»FachNews«

Neues aus den Seminarräumen für 2012 - Teil 7

In den Teilen 1 - 6 unserer Serie behandelten wir bereits folgende Themen: 

- Betriebsprüfungen nehmen weiter zu
- Regierungswechsel und die
ersten Vorboten
- Schenkungsteuer bei GmbH-Gesellschafter-Geschäftsführern
-
Gelangensbestätigung – BMF verlängert Übergangsfrist bis zum 30. Juni
- Verschärfte Gangart bei verspätet eingereichten Steueranmeldungen

- Geldwäsche/Terrorismusfinanzierung


07/2012 Ordnungsgemäße Kassenführung

Auch wenn es für die Kassenführung keine expliziten Vorgaben im Gesetz gibt, ist sie nach den allgemeinen Grundsätzen ordnungsgemäßer Buchführung und Bilanzierung zu führen. Sie ist ein unabdingbarer Bestandteil der Buchführung.

Inzwischen bedient sich die Finanzverwaltung vieler unterschiedlicher Möglichkeiten der Kassenprüfung. In Zukunft kann daher davon ausgegangen werden, dass in Betriebsprüfungen vermehrt auf die korrekte Kassenführung geachtet wird und diese gründlich geprüft wird.

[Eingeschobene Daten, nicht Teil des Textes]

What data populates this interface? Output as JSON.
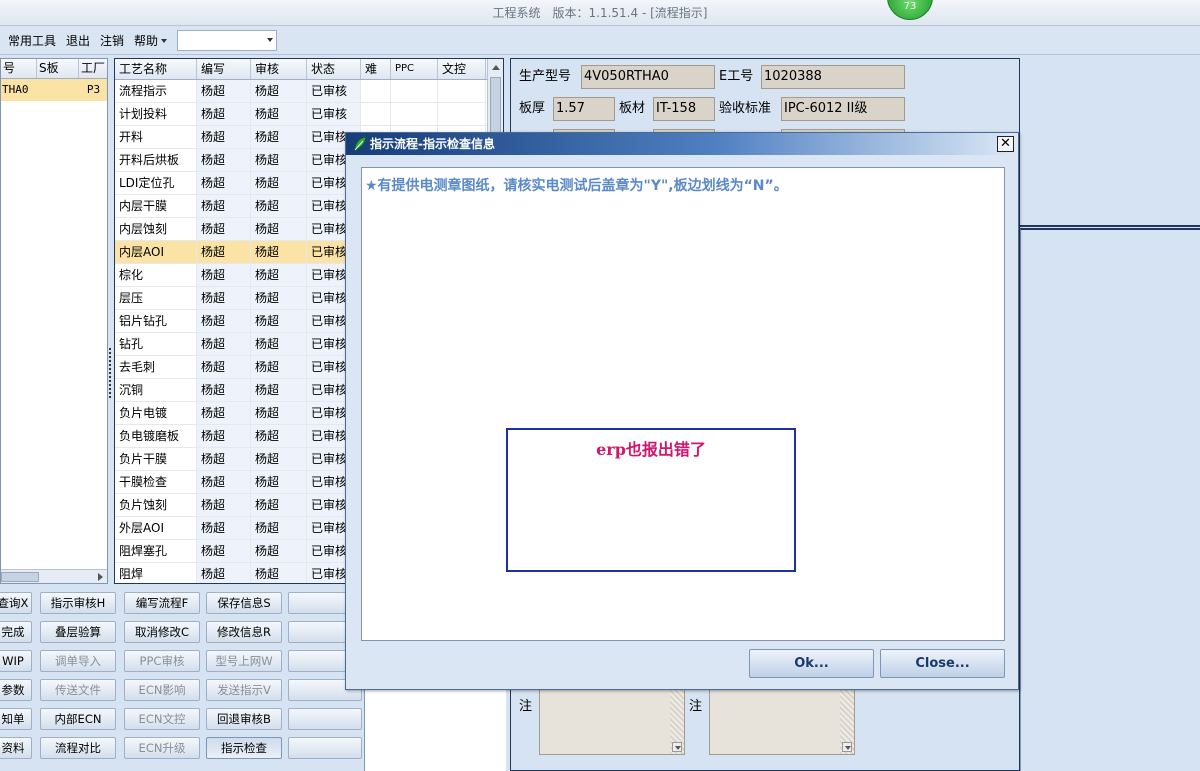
{
  "window": {
    "title": "工程系统　版本：1.1.51.4 - [流程指示]",
    "badge": "73"
  },
  "menubar": {
    "items": [
      "常用工具",
      "退出",
      "注销",
      "帮助"
    ],
    "combo_value": ""
  },
  "left_grid": {
    "headers": [
      "号",
      "S板",
      "工厂"
    ],
    "row": [
      "THA0",
      "",
      "P3"
    ]
  },
  "process_grid": {
    "headers": [
      "工艺名称",
      "编写",
      "审核",
      "状态",
      "难",
      "PPC",
      "文控"
    ],
    "rows": [
      {
        "name": "流程指示",
        "writer": "杨超",
        "reviewer": "杨超",
        "status": "已审核"
      },
      {
        "name": "计划投料",
        "writer": "杨超",
        "reviewer": "杨超",
        "status": "已审核"
      },
      {
        "name": "开料",
        "writer": "杨超",
        "reviewer": "杨超",
        "status": "已审核"
      },
      {
        "name": "开料后烘板",
        "writer": "杨超",
        "reviewer": "杨超",
        "status": "已审核"
      },
      {
        "name": "LDI定位孔",
        "writer": "杨超",
        "reviewer": "杨超",
        "status": "已审核"
      },
      {
        "name": "内层干膜",
        "writer": "杨超",
        "reviewer": "杨超",
        "status": "已审核"
      },
      {
        "name": "内层蚀刻",
        "writer": "杨超",
        "reviewer": "杨超",
        "status": "已审核"
      },
      {
        "name": "内层AOI",
        "writer": "杨超",
        "reviewer": "杨超",
        "status": "已审核"
      },
      {
        "name": "棕化",
        "writer": "杨超",
        "reviewer": "杨超",
        "status": "已审核"
      },
      {
        "name": "层压",
        "writer": "杨超",
        "reviewer": "杨超",
        "status": "已审核"
      },
      {
        "name": "铝片钻孔",
        "writer": "杨超",
        "reviewer": "杨超",
        "status": "已审核"
      },
      {
        "name": "钻孔",
        "writer": "杨超",
        "reviewer": "杨超",
        "status": "已审核"
      },
      {
        "name": "去毛刺",
        "writer": "杨超",
        "reviewer": "杨超",
        "status": "已审核"
      },
      {
        "name": "沉铜",
        "writer": "杨超",
        "reviewer": "杨超",
        "status": "已审核"
      },
      {
        "name": "负片电镀",
        "writer": "杨超",
        "reviewer": "杨超",
        "status": "已审核"
      },
      {
        "name": "负电镀磨板",
        "writer": "杨超",
        "reviewer": "杨超",
        "status": "已审核"
      },
      {
        "name": "负片干膜",
        "writer": "杨超",
        "reviewer": "杨超",
        "status": "已审核"
      },
      {
        "name": "干膜检查",
        "writer": "杨超",
        "reviewer": "杨超",
        "status": "已审核"
      },
      {
        "name": "负片蚀刻",
        "writer": "杨超",
        "reviewer": "杨超",
        "status": "已审核"
      },
      {
        "name": "外层AOI",
        "writer": "杨超",
        "reviewer": "杨超",
        "status": "已审核"
      },
      {
        "name": "阻焊塞孔",
        "writer": "杨超",
        "reviewer": "杨超",
        "status": "已审核"
      },
      {
        "name": "阻焊",
        "writer": "杨超",
        "reviewer": "杨超",
        "status": "已审核"
      }
    ],
    "selected_index": 7
  },
  "buttons": {
    "rows": [
      [
        "查询X",
        "指示审核H",
        "编写流程F",
        "保存信息S",
        ""
      ],
      [
        "完成",
        "叠层验算",
        "取消修改C",
        "修改信息R",
        ""
      ],
      [
        "WIP",
        "调单导入",
        "PPC审核",
        "型号上网W",
        ""
      ],
      [
        "参数",
        "传送文件",
        "ECN影响",
        "发送指示V",
        ""
      ],
      [
        "知单",
        "内部ECN",
        "ECN文控",
        "回退审核B",
        ""
      ],
      [
        "资料",
        "流程对比",
        "ECN升级",
        "指示检查",
        ""
      ]
    ]
  },
  "info_panel": {
    "model_label": "生产型号",
    "model_value": "4V050RTHA0",
    "e_label": "E工号",
    "e_value": "1020388",
    "thickness_label": "板厚",
    "thickness_value": "1.57",
    "material_label": "板材",
    "material_value": "IT-158",
    "standard_label": "验收标准",
    "standard_value": "IPC-6012 II级",
    "note_label_1": "注",
    "note_label_2": "注"
  },
  "dialog": {
    "title": "指示流程-指示检查信息",
    "close_glyph": "✕",
    "message": "★有提供电测章图纸，请核实电测试后盖章为\"Y\",板边划线为“N”。",
    "ok_label": "Ok...",
    "close_label": "Close..."
  },
  "annotation": {
    "text": "erp也报出错了"
  },
  "colors": {
    "selected_row": "#fbe3a6",
    "message_text": "#5b89c9",
    "annotation_border": "#1f2fa8",
    "annotation_text": "#d2166b"
  }
}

Prinzipiell gelten für bilanzierende Unternehmen und Einnahme-Überschuss-Rechner dieselben Vorschriften bei der Kassenführung. Allerdings sind nur Bilanziere verpflichtet ein ordnungsgemäßes Kassenbuch zu führen. Bei der Einnahme-Überschuss-Rechnung reicht es aus, täglich die Einnahmen den Ausgaben gegenüber zu stellen, denn ein Kassenbestand gibt es in diesem Sinne nicht. Wird jedoch freiwillig ein Kassenbuch geführt, muss dieses den Vorschriften entsprechen und wird bei einer Betriebsprüfung auch dahingehend geprüft.

Wichtig bei der Kassenführung ist vor allem, dass alle Belege im Kassenbuch notiert, sortiert und aufbewahrt werden. Auch hier gilt der Grundsatz der Buchführung: keine Buchung ohne Beleg. Sollte es sich um eine Privatentnahme handeln oder kein Beleg vorhanden sein, kann dieser durch einen Eigenbeleg ersetzt werden. Zudem muss der Kasseninhalt jederzeit dem entsprechen, was auch in der Buchhaltung erfasst ist. Deshalb sollte der Kassenstock regelmäßig gezählt und kontrolliert werden.

Aus technischer Sicht soll sich bei der Kassenführung bis spätestens 2017 etwas geändert haben. Bis dahin sollen alle Kassen dahingehend aufgerüstet oder erneuert werden, dass alle Vorgänge über die Kasse gespeichert werden können. Kassen, die diese Speichermöglichkeit nicht haben, sollen nur noch bis Ende 2016 einsetzbar sein. Um Probleme zu vermeiden, fragen Sie am besten bei Ihrem Kassenhersteller nach Aufrüstmöglichkeiten. Sollten diese nicht gegeben sein, denken Sie daran, dass Ihre Kasse in absehbarer Zeit erneuert werden sollte.